Ji Yoon Han


2020

pdf
Analysis of the Penn Korean Universal Dependency Treebank (PKT-UD): Manual Revision to Build Robust Parsing Model in Korean
Tae Hwan Oh | Ji Yoon Han | Hyonsu Choe | Seokwon Park | Han He | Jinho D. Choi | Na-Rae Han | Jena D. Hwang | Hansaem Kim
Proceedings of the 16th International Conference on Parsing Technologies and the IWPT 2020 Shared Task on Parsing into Enhanced Universal Dependencies

In this paper, we first open on important issues regarding the Penn Korean Universal Treebank (PKT-UD) and address these issues by revising the entire corpus manually with the aim of producing cleaner UD annotations that are more faithful to Korean grammar. For compatibility to the rest of UD corpora, we follow the UDv2 guidelines, and extensively revise the part-of-speech tags and the dependency relations to reflect morphological features and flexible word- order aspects in Korean. The original and the revised versions of PKT-UD are experimented with transformer-based parsing models using biaffine attention. The parsing model trained on the revised corpus shows a significant improvement of 3.0% in labeled attachment score over the model trained on the previous corpus. Our error analysis demonstrates that this revision allows the parsing model to learn relations more robustly, reducing several critical errors that used to be made by the previous model.

pdf
Crowdsourcing in the Development of a Multilingual FrameNet: A Case Study of Korean FrameNet
Younggyun Hahm | Youngbin Noh | Ji Yoon Han | Tae Hwan Oh | Hyonsu Choe | Hansaem Kim | Key-Sun Choi
Proceedings of the Twelfth Language Resources and Evaluation Conference

Using current methods, the construction of multilingual resources in FrameNet is an expensive and complex task. While crowdsourcing is a viable alternative, it is difficult to include non-native English speakers in such efforts as they often have difficulty with English-based FrameNet tools. In this work, we investigated cross-lingual issues in crowdsourcing approaches for multilingual FrameNets, specifically in the context of the newly constructed Korean FrameNet. To accomplish this, we evaluated the effectiveness of various crowdsourcing settings whereby certain types of information are provided to workers, such as English definitions in FrameNet or translated definitions.
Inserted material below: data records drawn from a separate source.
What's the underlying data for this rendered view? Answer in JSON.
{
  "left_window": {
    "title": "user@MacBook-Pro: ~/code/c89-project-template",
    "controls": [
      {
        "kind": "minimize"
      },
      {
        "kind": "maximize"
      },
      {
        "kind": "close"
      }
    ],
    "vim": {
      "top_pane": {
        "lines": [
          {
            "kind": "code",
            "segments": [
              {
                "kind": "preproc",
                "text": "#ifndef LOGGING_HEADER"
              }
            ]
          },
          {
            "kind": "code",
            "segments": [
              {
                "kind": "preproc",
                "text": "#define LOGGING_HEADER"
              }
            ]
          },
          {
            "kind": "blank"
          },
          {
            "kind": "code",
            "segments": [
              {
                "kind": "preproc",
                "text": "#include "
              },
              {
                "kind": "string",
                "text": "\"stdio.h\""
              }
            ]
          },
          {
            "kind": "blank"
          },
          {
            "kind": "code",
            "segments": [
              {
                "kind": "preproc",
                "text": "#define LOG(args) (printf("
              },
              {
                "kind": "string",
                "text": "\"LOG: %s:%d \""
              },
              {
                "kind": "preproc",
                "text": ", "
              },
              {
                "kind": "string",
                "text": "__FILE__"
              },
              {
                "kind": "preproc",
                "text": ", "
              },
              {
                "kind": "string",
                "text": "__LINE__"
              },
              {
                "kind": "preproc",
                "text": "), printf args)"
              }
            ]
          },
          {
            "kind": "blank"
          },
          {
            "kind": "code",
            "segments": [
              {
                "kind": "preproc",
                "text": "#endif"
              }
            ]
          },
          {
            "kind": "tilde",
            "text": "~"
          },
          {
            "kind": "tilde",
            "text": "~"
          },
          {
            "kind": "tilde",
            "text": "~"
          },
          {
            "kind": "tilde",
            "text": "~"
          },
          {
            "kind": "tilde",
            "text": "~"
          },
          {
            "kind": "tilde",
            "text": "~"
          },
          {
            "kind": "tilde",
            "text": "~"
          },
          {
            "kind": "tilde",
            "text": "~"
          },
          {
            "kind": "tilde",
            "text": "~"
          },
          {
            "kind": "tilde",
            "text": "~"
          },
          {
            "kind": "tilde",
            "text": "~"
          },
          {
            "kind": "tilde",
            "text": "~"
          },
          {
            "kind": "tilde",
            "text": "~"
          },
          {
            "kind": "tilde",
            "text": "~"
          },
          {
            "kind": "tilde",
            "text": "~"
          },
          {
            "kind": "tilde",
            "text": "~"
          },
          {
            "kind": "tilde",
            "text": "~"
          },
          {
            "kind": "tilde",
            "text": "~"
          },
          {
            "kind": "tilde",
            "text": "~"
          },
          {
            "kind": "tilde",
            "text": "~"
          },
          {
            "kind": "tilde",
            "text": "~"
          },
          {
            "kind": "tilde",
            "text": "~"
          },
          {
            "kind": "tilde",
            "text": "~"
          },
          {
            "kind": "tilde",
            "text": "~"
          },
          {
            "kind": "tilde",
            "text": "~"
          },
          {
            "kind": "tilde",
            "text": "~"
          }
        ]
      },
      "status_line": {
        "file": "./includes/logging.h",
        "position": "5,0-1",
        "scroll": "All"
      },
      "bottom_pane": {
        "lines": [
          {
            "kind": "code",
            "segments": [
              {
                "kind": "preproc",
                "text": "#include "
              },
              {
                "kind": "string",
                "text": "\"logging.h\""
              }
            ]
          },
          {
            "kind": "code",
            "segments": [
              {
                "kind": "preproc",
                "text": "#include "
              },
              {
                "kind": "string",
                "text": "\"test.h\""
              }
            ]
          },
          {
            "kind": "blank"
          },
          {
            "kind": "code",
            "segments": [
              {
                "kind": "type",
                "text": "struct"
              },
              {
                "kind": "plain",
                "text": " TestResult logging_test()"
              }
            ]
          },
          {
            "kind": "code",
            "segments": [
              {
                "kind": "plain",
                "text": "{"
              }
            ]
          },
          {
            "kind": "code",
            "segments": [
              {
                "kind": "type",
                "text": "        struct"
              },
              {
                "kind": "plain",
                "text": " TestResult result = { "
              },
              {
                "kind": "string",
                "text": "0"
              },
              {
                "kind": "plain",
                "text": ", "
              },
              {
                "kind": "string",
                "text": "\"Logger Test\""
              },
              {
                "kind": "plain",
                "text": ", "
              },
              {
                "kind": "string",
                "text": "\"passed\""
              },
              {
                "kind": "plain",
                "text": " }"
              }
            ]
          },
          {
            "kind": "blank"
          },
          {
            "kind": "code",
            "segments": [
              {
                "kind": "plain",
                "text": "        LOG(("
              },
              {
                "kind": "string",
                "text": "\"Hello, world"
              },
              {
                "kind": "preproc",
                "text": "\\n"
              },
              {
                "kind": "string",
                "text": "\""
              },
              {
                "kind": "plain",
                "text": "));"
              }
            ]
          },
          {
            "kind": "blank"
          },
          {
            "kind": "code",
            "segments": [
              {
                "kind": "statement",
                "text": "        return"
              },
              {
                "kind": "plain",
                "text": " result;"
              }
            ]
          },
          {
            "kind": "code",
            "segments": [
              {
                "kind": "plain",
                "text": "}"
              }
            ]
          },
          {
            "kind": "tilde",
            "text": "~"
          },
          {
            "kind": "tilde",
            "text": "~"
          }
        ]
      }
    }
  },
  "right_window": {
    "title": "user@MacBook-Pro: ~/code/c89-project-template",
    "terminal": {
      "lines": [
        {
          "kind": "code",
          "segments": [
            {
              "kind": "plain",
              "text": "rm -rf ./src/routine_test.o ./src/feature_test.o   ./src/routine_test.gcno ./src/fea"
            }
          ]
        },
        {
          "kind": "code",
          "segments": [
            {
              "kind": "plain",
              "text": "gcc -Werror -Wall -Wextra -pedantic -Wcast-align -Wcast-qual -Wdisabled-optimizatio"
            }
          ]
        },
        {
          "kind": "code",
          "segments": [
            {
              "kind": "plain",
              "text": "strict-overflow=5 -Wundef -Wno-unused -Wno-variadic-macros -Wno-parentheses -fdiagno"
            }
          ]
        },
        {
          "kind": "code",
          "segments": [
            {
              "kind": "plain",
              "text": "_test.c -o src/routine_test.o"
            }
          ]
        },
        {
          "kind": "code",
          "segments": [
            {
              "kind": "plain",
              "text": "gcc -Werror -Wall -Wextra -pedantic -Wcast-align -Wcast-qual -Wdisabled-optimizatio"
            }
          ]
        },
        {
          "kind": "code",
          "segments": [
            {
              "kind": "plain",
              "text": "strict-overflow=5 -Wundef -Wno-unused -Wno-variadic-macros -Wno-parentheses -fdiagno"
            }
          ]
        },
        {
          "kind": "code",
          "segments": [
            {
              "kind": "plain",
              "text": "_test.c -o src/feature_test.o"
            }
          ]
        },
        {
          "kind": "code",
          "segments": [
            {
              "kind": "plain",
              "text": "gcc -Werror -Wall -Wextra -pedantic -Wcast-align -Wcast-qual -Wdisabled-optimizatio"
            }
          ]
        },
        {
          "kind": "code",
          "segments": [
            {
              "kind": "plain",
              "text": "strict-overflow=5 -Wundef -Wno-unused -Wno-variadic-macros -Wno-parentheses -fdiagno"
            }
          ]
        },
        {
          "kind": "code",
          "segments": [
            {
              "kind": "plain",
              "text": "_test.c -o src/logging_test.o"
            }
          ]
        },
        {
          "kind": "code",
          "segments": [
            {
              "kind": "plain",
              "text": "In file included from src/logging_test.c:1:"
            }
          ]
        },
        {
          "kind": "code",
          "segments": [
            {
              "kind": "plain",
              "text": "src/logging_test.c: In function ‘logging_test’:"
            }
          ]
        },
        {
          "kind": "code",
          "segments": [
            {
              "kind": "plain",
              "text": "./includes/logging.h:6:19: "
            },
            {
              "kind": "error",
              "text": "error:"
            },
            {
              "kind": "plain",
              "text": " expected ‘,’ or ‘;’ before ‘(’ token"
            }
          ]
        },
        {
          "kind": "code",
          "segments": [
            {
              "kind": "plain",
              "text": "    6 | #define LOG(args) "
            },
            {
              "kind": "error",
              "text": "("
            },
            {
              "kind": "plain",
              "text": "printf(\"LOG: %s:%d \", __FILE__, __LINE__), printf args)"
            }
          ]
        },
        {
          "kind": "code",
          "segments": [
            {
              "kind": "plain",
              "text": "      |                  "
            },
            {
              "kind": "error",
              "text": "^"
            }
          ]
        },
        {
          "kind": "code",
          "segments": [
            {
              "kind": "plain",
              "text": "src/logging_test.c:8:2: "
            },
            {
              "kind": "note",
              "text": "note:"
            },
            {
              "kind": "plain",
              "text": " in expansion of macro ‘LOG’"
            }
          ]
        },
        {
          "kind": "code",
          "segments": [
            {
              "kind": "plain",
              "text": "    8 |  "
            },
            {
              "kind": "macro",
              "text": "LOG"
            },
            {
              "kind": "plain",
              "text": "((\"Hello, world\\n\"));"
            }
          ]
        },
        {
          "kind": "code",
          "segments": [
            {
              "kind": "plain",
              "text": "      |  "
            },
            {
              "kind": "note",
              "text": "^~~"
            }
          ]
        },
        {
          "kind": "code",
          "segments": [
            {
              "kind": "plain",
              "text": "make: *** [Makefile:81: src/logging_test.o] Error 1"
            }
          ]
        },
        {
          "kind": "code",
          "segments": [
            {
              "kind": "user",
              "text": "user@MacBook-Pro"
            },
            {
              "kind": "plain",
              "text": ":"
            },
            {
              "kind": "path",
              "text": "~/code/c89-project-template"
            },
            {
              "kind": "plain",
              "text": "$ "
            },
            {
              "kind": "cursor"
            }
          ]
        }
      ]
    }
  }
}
We then evaluated whether the crowdsourced results accurately captured the meaning of frames both cross-culturally and cross-linguistically, and found that by allowing the crowd workers to make intuitive choices, they achieved a quality comparable to that of trained FrameNet experts (F1 > 0.75). The outcomes of this work are now publicly available as a new release of Korean FrameNet 1.1.

pdf
Annotation Issues in Universal Dependencies for Korean and Japanese
Ji Yoon Han | Tae Hwan Oh | Lee Jin | Hansaem Kim
Proceedings of the Fourth Workshop on Universal Dependencies (UDW 2020)

To investigate issues that arise in the process of developing a Universal Dependency (UD) treebank for Korean and Japanese, we begin by addressing the typological characteristics of Korean and Japanese. Both Korean and Japanese are agglutinative and head-final languages. And the principle of word segmentation for both languages is different from English, which makes it difficult to apply UD guidelines. Following the typological characteristics of the two languages and the issue of UD application, we review the application of UPOS and DEPREL schemes to the two languages. The annotation principles for AUX, ADJ, DET, ADP and PART are discussed for the UPOS scheme, and the annotation principles for case, aux, iobj, and obl are discussed for the DEPREL scheme.